Passionnée de lecture depuis mon enfance, j'ai dévoré quelques centaines (ou plutôt quelques milliers) de livres en tous genres dans les dernières décennies. Certains (assez peu) m'ont déplu, quelques autres m'ont laissé indifférente, un grand nombre m'ont permis de passer un momentagréable et/ou de m'instruire sur différents sujets... et puis il y a ceux qui, comme c'est sans doute le cas pour chacun d'entre nous (lecteurs), donnent l'impression de changer quelque chose à notre vie, nous bouleversent, nous transforment. Je voudrais ici partager ces "coups de coeur", en proposant un titre chaque semaine.
Troisième coup de coeur : le roman En attendant les barbares de l'écrivain d'origine sud-africaine John Maxwell Coetzee, né en 1940 et prix Nobel de littérature en 2003.
Dans un désert sans nom, dans un temps incertain, un homme juste et bon, épris de justice, le Magistrat, veille sur une petite cité paisible, perdue dans le désert et repliée sur elle-même. Mais le pouvoir central cherche à attiser les peurs de la population en lui faisant croire qu'une invasion de barbares est imminente. Ces derniers n'ont pas de nom. On ne sait pas grand-chose d'eux, sinon que tout ce territoire leur appartenait autrefois, il y a très longtemps. Maintenant ils vivent misérablement dans des huttes près du lac et de la rivière. On les craint mais on ne sait pas trop pourquoi. S'ils sont barbares, c'est à cause de leur mode de vie nomade ; ils vivent d'élevage, de chasse, de troc aussi avec les habitants de la colonie.
On assiste peu à peu à un malaise croissant dans la petite communauté puis à l'arrivée d'une compagnie armée envoyée en renfort, dont un tortionnaire de la pire espèce.

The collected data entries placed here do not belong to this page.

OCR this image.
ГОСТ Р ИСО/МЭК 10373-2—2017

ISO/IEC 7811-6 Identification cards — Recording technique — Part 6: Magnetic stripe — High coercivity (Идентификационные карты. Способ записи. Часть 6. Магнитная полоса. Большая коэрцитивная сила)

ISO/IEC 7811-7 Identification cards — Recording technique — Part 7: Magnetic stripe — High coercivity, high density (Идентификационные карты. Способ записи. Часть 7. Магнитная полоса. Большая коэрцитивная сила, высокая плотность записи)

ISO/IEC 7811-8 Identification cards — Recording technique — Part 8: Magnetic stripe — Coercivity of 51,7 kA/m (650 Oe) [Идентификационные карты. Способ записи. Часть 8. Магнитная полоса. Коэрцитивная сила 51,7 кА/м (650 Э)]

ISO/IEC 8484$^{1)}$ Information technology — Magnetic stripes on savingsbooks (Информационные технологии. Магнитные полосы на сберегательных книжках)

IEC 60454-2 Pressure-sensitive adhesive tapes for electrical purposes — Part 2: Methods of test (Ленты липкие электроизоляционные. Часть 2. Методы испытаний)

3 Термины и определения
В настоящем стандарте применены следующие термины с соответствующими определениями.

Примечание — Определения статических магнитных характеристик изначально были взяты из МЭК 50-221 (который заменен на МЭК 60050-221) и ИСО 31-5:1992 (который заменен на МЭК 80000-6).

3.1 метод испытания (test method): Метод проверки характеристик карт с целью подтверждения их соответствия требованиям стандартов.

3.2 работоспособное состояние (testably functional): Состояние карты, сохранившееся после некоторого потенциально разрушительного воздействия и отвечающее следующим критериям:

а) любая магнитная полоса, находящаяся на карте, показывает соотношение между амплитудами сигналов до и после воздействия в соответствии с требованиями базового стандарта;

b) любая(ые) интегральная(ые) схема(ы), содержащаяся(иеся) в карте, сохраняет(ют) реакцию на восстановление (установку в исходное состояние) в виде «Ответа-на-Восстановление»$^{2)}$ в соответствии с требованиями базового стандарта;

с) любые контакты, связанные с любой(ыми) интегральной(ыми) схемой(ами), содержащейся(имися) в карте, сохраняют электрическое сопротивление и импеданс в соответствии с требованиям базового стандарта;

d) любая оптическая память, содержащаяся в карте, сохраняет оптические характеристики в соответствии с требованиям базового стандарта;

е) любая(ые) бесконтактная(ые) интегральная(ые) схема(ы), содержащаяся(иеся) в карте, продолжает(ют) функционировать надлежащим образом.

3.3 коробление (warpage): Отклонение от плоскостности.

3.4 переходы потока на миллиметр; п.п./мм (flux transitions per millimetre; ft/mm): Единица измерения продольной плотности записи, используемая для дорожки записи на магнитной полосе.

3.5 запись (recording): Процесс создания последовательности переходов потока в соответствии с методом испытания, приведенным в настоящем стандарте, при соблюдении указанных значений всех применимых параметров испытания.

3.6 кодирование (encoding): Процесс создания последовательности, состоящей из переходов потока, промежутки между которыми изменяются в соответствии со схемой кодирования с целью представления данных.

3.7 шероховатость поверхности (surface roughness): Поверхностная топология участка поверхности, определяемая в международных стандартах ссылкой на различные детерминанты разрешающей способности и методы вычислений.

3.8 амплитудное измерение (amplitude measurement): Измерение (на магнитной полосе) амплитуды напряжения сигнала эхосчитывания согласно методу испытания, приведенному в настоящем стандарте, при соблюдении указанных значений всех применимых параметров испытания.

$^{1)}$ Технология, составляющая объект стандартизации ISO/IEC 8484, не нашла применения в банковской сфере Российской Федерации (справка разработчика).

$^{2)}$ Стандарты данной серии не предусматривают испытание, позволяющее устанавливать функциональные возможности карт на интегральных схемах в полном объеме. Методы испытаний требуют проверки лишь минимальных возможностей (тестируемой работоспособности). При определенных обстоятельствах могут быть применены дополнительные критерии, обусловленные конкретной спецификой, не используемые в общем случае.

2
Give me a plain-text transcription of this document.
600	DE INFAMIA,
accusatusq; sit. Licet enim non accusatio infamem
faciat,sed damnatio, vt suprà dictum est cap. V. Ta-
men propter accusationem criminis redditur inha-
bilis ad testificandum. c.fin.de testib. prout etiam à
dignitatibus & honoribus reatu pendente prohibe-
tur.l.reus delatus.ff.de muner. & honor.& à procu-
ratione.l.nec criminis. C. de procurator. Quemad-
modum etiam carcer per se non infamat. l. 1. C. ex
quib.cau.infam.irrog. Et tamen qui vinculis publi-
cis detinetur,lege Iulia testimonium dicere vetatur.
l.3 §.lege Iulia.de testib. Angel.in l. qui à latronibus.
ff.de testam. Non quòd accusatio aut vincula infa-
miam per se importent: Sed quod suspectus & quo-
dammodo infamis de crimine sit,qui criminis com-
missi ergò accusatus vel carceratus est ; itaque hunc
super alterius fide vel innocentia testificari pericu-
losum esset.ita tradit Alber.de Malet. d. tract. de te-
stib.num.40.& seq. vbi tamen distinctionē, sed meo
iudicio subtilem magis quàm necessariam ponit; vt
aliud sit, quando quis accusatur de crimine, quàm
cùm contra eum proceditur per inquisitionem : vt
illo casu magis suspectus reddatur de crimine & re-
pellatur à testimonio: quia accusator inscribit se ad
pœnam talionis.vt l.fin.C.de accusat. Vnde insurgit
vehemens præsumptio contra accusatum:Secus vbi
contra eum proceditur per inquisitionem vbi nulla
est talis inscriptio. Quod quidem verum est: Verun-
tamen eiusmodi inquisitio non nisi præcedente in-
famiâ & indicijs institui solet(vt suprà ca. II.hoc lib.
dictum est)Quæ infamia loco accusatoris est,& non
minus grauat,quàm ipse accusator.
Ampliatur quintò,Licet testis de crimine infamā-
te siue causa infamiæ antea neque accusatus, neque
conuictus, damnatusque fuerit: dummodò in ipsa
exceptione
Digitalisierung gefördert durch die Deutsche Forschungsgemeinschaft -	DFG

Des prisonniers "barbares" sont ramenés dans la cité et durement torturés ; parmi eux, une jeune femme blessée attire l’attention du Magistrat. La prenant en pitié, ce dernier la recueille durant plusieurs mois avant de la ramener auprès des siens, dans un territoire hostile. Mais à son retour, il sera accusé d'intelligence avec l'ennemi, emprisonné, battu, brisé, avili.
Avec ce récit de la chute progressive du Magistrat, seule personne qui s'oppose au traitement inhumain des "barbares", Coetzee écrit une magnifique parabole qui dénonce les dérives coloniales et dictatoriales de son pays, même si celui-ci n'est jamais cité explicitement. Mais cette critique virulente de la répression et de la torture exercées par un Etat contre tous ceux qu'il désigne comme «barbares» peut s'appliquer à bien des exemples historiques. Coetzee dénonce admirablement la manière dont chaque société crée ses « barbares » pour effrayer ses citoyens et les maintenir dans un état de soumission envers le pouvoir en place. Un livre à méditer.